In ‘Speak of the Devil’, twin artists Haylie and Sydnie Jimenez craft a world that feels like a beloved memory come to life. Through ceramics and mixed media, they channel the folkloric phrase — once tied to summoning the diabolical — into an expression of care, connection, and presence. The exhibition, opening on August 9, 2025 at Joy Machine in Chicago and running through September 20, 2025, unfolds like a living conjuration, where material becomes magic and familiar faces spring to life in clay and glaze.
Raised in the American South and now grounded in Chicago, the sisters meld the narratives of these distinct geographies into tactile storytelling. Sydnie’s dimensional sculptures and totemic heads stand like guardians down city streets, while Haylie’s etched panels — tiles, inlay tables, and crafted scenes — trace stories of kinship and culture. Their shared aesthetic — rich in tattooed bodies, piercings, and a punk-infused grain — highlights the beauty and resilience of their chosen communities.

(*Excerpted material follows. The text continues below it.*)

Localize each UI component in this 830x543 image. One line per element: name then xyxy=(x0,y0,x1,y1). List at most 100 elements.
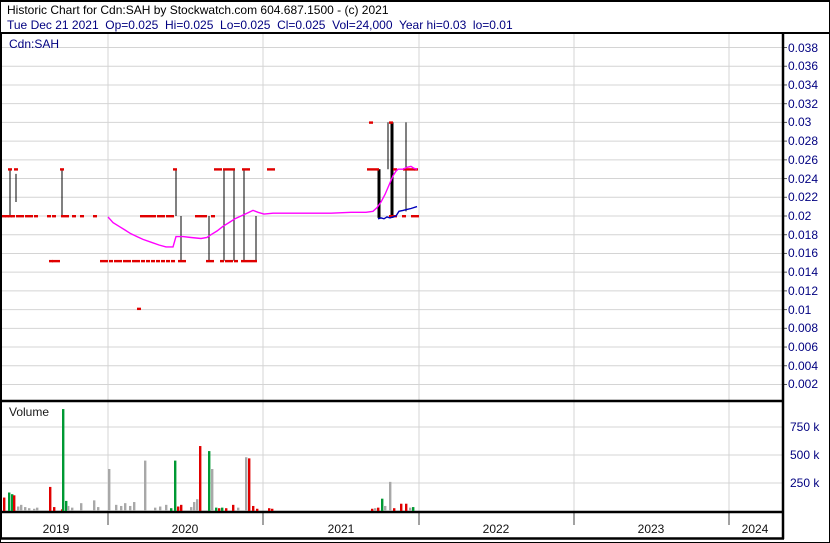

What’s especially compelling is how the Jimenez sisters turn simple domestic objects — tables, lamps, tiles — into sites of radical tenderness. Architectural and gothic motifs echo within gargoyle-like forms and tile inlays that feel both protective and intimate. In the intersection of functionality and ritual, these works invite new imaginings of safety and belonging, grounded in community rather than dogma.
Ultimately, the exhibition weaves a narrative thread of joy, defiance, and re-envisioned ritual. By “visualizing a world of radical acceptance, pleasure, and endless joy”, the artists don’t just depict their communities — they build them, piece by piece, glaze by glaze. In a culture that often overlooks queer, Black, and brown kinship, the Jimenez sisters’ work insists on presence and visibility, conjured through art that glows with warmth and intention.